My son is the light of my life. I never believed in love at first sight until the nurse laid him in my arms just minutes after he was born. Appropriately enough, it was Valentine's Day. But having a child also has its attendant challenges, especially when it comes to maintaining a romantic relationship with my husband.
Our schedule is now almost entirely dictated by the sleeping schedule, eating schedule and fussiness of our son. So how do you keep that flame of passion alight once children enter the picture? Is it even possible? The answer is yes, of course, it will just take a little more planning than it once did.

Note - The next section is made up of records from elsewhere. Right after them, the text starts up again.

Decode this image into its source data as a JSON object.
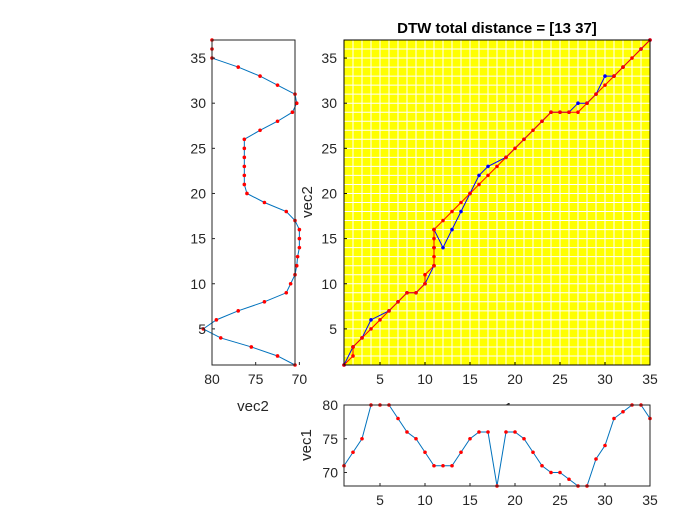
{
  "chart_data": [
    {
      "id": "main",
      "type": "line",
      "title": "DTW total distance = [13 37]",
      "xlabel": "vec1",
      "ylabel": "vec2",
      "xlim": [
        1,
        35
      ],
      "ylim": [
        1,
        37
      ],
      "xticks": [
        5,
        10,
        15,
        20,
        25,
        30,
        35
      ],
      "yticks": [
        5,
        10,
        15,
        20,
        25,
        30,
        35
      ],
      "grid": true,
      "colors": {
        "background": "#ffff00",
        "grid": "#ffffff",
        "frame": "#000000"
      },
      "series": [
        {
          "style": "blue path with blue dots",
          "color": "#0000ff",
          "points": [
            [
              1,
              1
            ],
            [
              2,
              3
            ],
            [
              3,
              4
            ],
            [
              4,
              6
            ],
            [
              6,
              7
            ],
            [
              7,
              8
            ],
            [
              8,
              9
            ],
            [
              9,
              9
            ],
            [
              10,
              10
            ],
            [
              11,
              12
            ],
            [
              11,
              14
            ],
            [
              11,
              16
            ],
            [
              12,
              14
            ],
            [
              13,
              16
            ],
            [
              14,
              18
            ],
            [
              15,
              20
            ],
            [
              16,
              22
            ],
            [
              17,
              23
            ],
            [
              19,
              24
            ],
            [
              21,
              26
            ],
            [
              23,
              28
            ],
            [
              24,
              29
            ],
            [
              25,
              29
            ],
            [
              26,
              29
            ],
            [
              27,
              30
            ],
            [
              28,
              30
            ],
            [
              29,
              31
            ],
            [
              30,
              33
            ],
            [
              31,
              33
            ],
            [
              32,
              34
            ],
            [
              34,
              36
            ],
            [
              35,
              37
            ]
          ]
        },
        {
          "style": "red path with red dots",
          "color": "#ff0000",
          "points": [
            [
              1,
              1
            ],
            [
              2,
              2
            ],
            [
              2,
              3
            ],
            [
              3,
              4
            ],
            [
              4,
              5
            ],
            [
              5,
              6
            ],
            [
              6,
              7
            ],
            [
              7,
              8
            ],
            [
              8,
              9
            ],
            [
              9,
              9
            ],
            [
              10,
              10
            ],
            [
              10,
              11
            ],
            [
              11,
              12
            ],
            [
              11,
              13
            ],
            [
              11,
              14
            ],
            [
              11,
              15
            ],
            [
              11,
              16
            ],
            [
              12,
              17
            ],
            [
              13,
              18
            ],
            [
              14,
              19
            ],
            [
              15,
              20
            ],
            [
              16,
              21
            ],
            [
              17,
              22
            ],
            [
              18,
              23
            ],
            [
              19,
              24
            ],
            [
              20,
              25
            ],
            [
              21,
              26
            ],
            [
              22,
              27
            ],
            [
              23,
              28
            ],
            [
              24,
              29
            ],
            [
              25,
              29
            ],
            [
              26,
              29
            ],
            [
              27,
              29
            ],
            [
              28,
              30
            ],
            [
              29,
              31
            ],
            [
              30,
              32
            ],
            [
              31,
              33
            ],
            [
              32,
              34
            ],
            [
              33,
              35
            ],
            [
              34,
              36
            ],
            [
              35,
              37
            ]
          ]
        }
      ]
    },
    {
      "id": "left",
      "type": "line",
      "orientation": "vertical",
      "xlabel": "vec2",
      "xlim": [
        80,
        70.5
      ],
      "ylim": [
        1,
        37
      ],
      "xticks": [
        80,
        75,
        70
      ],
      "yticks": [
        5,
        10,
        15,
        20,
        25,
        30,
        35
      ],
      "colors": {
        "line": "#0072bd",
        "marker": "#ff0000"
      },
      "values": [
        70.5,
        72.5,
        75.5,
        79,
        81,
        79.5,
        77,
        74,
        71.5,
        71,
        70.5,
        70.3,
        70.2,
        70,
        70,
        70,
        70.5,
        71.5,
        74,
        76,
        76.3,
        76.3,
        76.3,
        76.3,
        76.3,
        76.3,
        74.5,
        72.5,
        70.8,
        70.3,
        70.5,
        72.5,
        74.5,
        77,
        80,
        80,
        80
      ]
    },
    {
      "id": "bottom",
      "type": "line",
      "xlabel": "vec1",
      "ylabel": "vec1",
      "xlim": [
        1,
        35
      ],
      "ylim": [
        68,
        80
      ],
      "xticks": [
        5,
        10,
        15,
        20,
        25,
        30,
        35
      ],
      "yticks": [
        70,
        75,
        80
      ],
      "colors": {
        "line": "#0072bd",
        "marker": "#ff0000"
      },
      "values": [
        71,
        73,
        75,
        80,
        80,
        80,
        78,
        76,
        75,
        73,
        71,
        71,
        71,
        73,
        75,
        76,
        76,
        68,
        76,
        76,
        75,
        73,
        71,
        70,
        70,
        69,
        68,
        68,
        72,
        74,
        78,
        79,
        80,
        80,
        78
      ]
    }
  ]
}
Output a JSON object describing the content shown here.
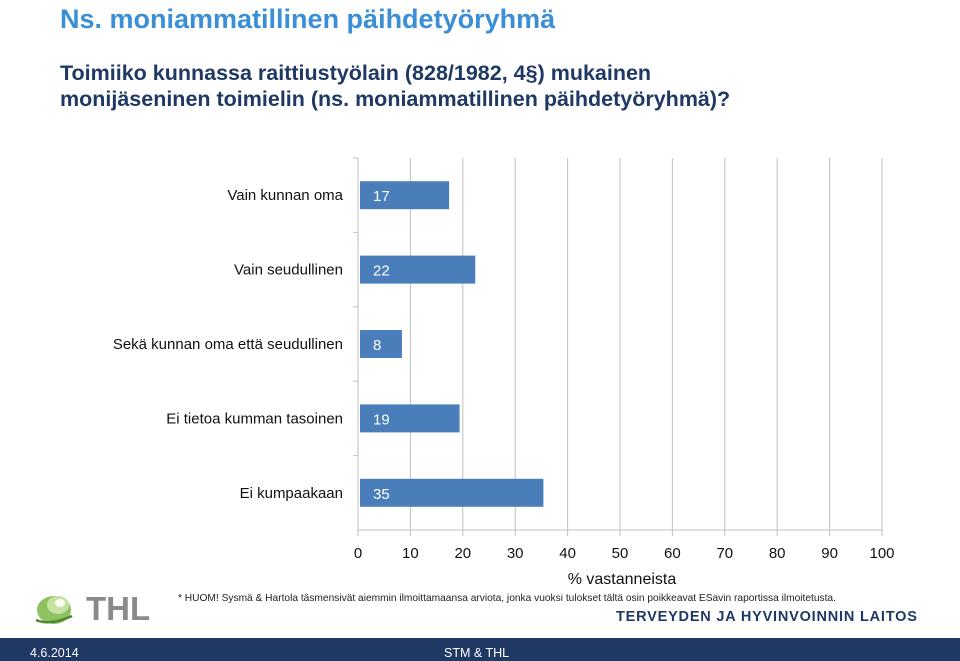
{
  "slide": {
    "title": "Ns. moniammatillinen päihdetyöryhmä",
    "question_line1": "Toimiiko kunnassa raittiustyölain (828/1982, 4§) mukainen",
    "question_line2": "monijäseninen toimielin (ns. moniammatillinen päihdetyöryhmä)?",
    "note": "* HUOM! Sysmä & Hartola täsmensivät aiemmin ilmoittamaansa arviota, jonka vuoksi tulokset tältä osin poikkeavat ESavin raportissa ilmoitetusta."
  },
  "logo": {
    "text": "THL",
    "org_name": "TERVEYDEN JA HYVINVOINNIN LAITOS",
    "icon": "thl-leaf-icon",
    "color_green": "#7ab648",
    "color_gray": "#8a8a8a"
  },
  "footer": {
    "date": "4.6.2014",
    "org": "STM & THL",
    "background": "#1f3864"
  },
  "chart_data": {
    "type": "bar",
    "orientation": "horizontal",
    "categories": [
      "Vain kunnan oma",
      "Vain seudullinen",
      "Sekä kunnan oma että seudullinen",
      "Ei tietoa kumman tasoinen",
      "Ei kumpaakaan"
    ],
    "values": [
      17,
      22,
      8,
      19,
      35
    ],
    "xlabel": "% vastanneista",
    "ylabel": "",
    "xlim": [
      0,
      100
    ],
    "xticks": [
      0,
      10,
      20,
      30,
      40,
      50,
      60,
      70,
      80,
      90,
      100
    ],
    "grid": true,
    "data_labels": true,
    "bar_color": "#4a7ebb",
    "grid_color": "#bfbfbf"
  }
}
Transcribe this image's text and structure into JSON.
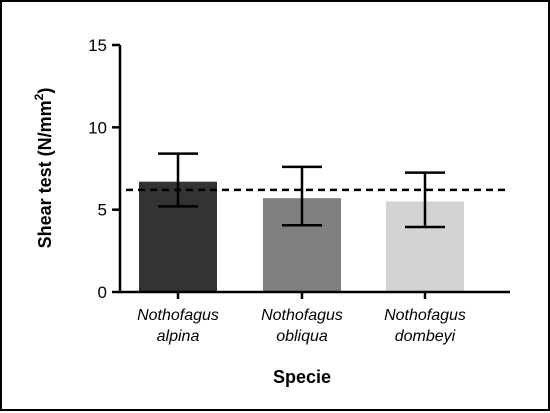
{
  "chart_data": {
    "type": "bar",
    "title": "",
    "xlabel": "Specie",
    "ylabel": "Shear test (N/mm",
    "ylabel_superscript": "2",
    "ylabel_close": ")",
    "ylim": [
      0,
      15
    ],
    "yticks": [
      0,
      5,
      10,
      15
    ],
    "categories": [
      [
        "Nothofagus",
        "alpina"
      ],
      [
        "Nothofagus",
        "obliqua"
      ],
      [
        "Nothofagus",
        "dombeyi"
      ]
    ],
    "values": [
      6.7,
      5.7,
      5.5
    ],
    "error_low": [
      5.2,
      4.05,
      3.95
    ],
    "error_high": [
      8.4,
      7.6,
      7.25
    ],
    "bar_colors": [
      "#333333",
      "#808080",
      "#d3d3d3"
    ],
    "reference_line": 6.2,
    "grid": false,
    "legend": "none"
  }
}
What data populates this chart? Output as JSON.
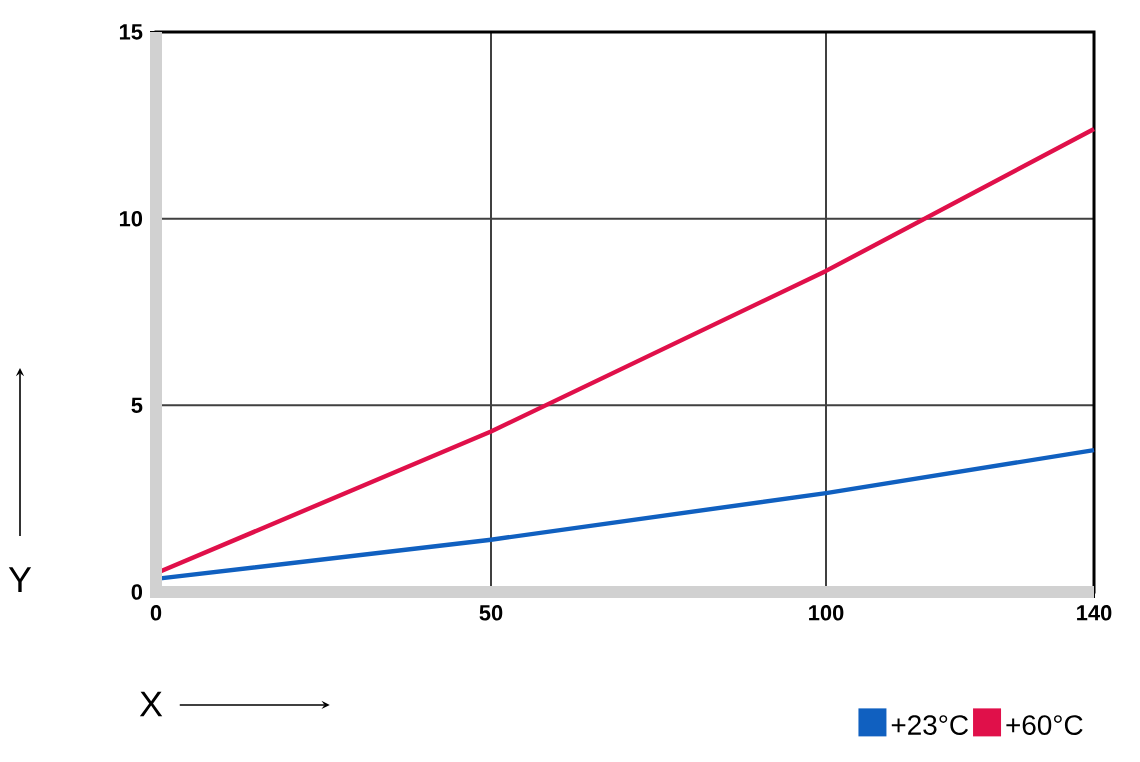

1. Be intentionally personal
Telling each other, "I love you," followed by a swift peck a couple times a day will not be enough to keep the romance alive. You'll need to intentionally do things to show your spouse that he or she is the most important thing in your life. One husband gave his wife a jar for Valentine's Day labeled, "1,000 Reasons Why I Love Her." His wife said it was the best gift she ever received.
2. Speak each other's love languages
The 5 Love Languages
is a best-selling book by author and marriage counselor Gary Chapman. It describes five different ways people like to have love shown to them: words of affirmation, acts of service, physical touch, receiving gifts and quality time. It also comes with a test, available for free online, that readers can take to reveal their own love languages. If you're serious about coming up with new or more ways to show one another you care, take this test and then tailor your actions to your spouse's love languages.
3. Make eye contact
I didn't realize it until lately that my husband and I rarely are able to talk face-to-face. We always have a squalling baby, a noisy television or a sink full of dishes in the way when we talk. If this sounds like you, try this exercise: stare into each other's eyes for two minutes. That's all. A 1989 study asked complete strangers to do just this, and they found "in some cases, [eye contact] was enough to produce passionate feelings for each other." This seemingly inexplicable reaction occurs because "when you look someone directly in the eyes the body produces [a] chemical called phenylethylamine," a chemical which makes people feel love.
Most of the time, your kids will take all your attention. But remember to save a little of that attention and energy for your spouse. David Code, a family coach and author of To Raise Happy Kids, Put Your Marriage First, said, "It's a myth that the more attention we give our kids, the better they'll turn out. We seem to be marrying our kids instead of our spouses because we find it easier to be with our kids than our partners." Your spouse should come first in your life and as your relationship improves, so too will your relationship with your children.
Being married isn't easy. If it was the U.S. divorce rate wouldn't be so high. But it can be made beautiful and enriching and exhilarating if you take the time to maintain it, even after the advent of children.